When I was growing up, I frequently went with my grandparents to a cabin we had on 20 acres outside of Oklahoma City (the location of our cabin is shown with a blue dot on the attached map). My grandparents had owned a cabin on a lake further away but sold it to buy this one closer to Oklahoma City during World War II because of gas rationing.
I’m an only child so there wasn’t much to do there, but from the ages of 7 to 25 I spent almost all of my time out there bushwhacking around a small stream that ran through our property just as my mother when she was young. She loved the cabin as much as I, but she missed being near a lake. There was a very small lake six miles away, but it was in a gated community so it was off-limits to everybody else unless we snuck in!
The stream near our cabin (shown in dark blue on the attached map) was barely deep enough to go over my feet, but the lush riparian area was a cool place to escape from the blazing 100* heat of Oklahoma summers since our cabin didn’t have any air conditioning. I would take a trail that went down to the stream at a point where there was a very small and short tributary that entered the larger stream. The water in that small tributary (shown in aqua on the attached map) was barely a trickle and doesn’t even show up as a stream on government maps. But if one hiked upstream a tough quarter of a mile from that point, one would be rewarded with watercress that grew wild there! Some people thought my grandfather was fibbing when he shared his wild watercress with others, but the conditions just happened to be perfect there for it to grow. I’m not crazy about many greens, but I loved eating that wild watercress with a little salt on it! In addition to the small tributary providing watercress, the larger stream was the source of high-quality drinking water at our cabin.
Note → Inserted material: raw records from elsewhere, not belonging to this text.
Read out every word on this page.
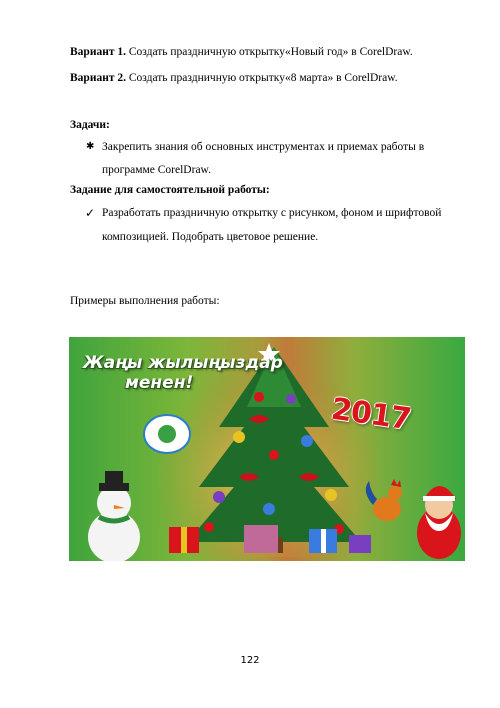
Вариант 1. Создать праздничную открытку«Новый год» в CorelDraw.
Вариант 2. Создать праздничную открытку«8 марта» в CorelDraw.
Задачи:
✱ Закрепить знания об основных инструментах и приемах работы в
программе CorelDraw.
Задание для самостоятельной работы:
✓ Разработать праздничную открытку с рисунком, фоном и шрифтовой
композицией. Подобрать цветовое решение.
Примеры выполнения работы:
Жаңы жылыңыздар
менен!
2017
122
Sometimes I would just take off my shoes and walk around in the larger stream; feeling the water and red sand flow through my toes. I learned to stay away from some areas that tended to suck my feet down like quicksand. A short way upstream there was a small red rock cliff about 20 feet high where I carved my initials. Upon examination of the cliff, I saw where my mother had also carved in her name when she was just a teenager.
On days I felt adventurous, I would head upstream in search of the mouth of that stream. It was a hard hike climbing over obstacles such as fallen trees and barbed wire fences. As a result, I ended up only going about a half a mile to a road and never reached the mouth of that stream. My mother had also gone upstream to find its origins but didn’t reach it either. I had no idea how far the stream ran and was apprehensive about following the stream through other people’s property. Since then I have looked at maps of Oklahoma streams and saw that I had been just three-fourths of a mile from the stream’s origin when I stopped.
On some days, I would venture downstream to some random point where I would begin bushwhacking east through the trees and underlying thorns to see if I could make it back to our cabin. I would know I was on the right track when I found myself in an open area on the adjacent acreage where there was just a stone chimney and stone remanents of the outline of a cabin that had burned down decades before. Other times when I went downstream, I would turn west at some random point and go through the thorny trees until I came upon a large open area where a neighbor had grazing cattle. I would continue through until I reached a road that I followed back. Though I didn’t know it then, our stream would continue another mile until it reached the Deep Fork River which is one of the major rivers in Oklahoma.
When I was 25, I moved to Pennsylvania to continue my graduate studies. Soon after that, the U.S. Army Corps of Engineers (USACE) began condemning land just north of that road I reached after cutting through the land of grazing cattle. When I was 26, USACE built an 1800-acre reservoir – Lake Arcadia – for drinking water to nearby cities, for recreation, and for flood control. Our stream ended up going to one of the arms of that Lake.
I spent many hours of my youth hiking along less than a mile of this 2.7-mile stream. Though this wasn’t very far in distance, through this stream I developed a love for the outdoors and honed my instincts to be able to bushwhack through unknown areas without getting lost. My abhorrence of the trash that people dumped around this stream near the roads led me later to adopt a local watershed and work with others to clean it up such as during America Rivers’ National Rivers Cleanup every spring. Finally, my mother had a cabin near a lake like she always wanted since our stream feeds Lake Arcadia!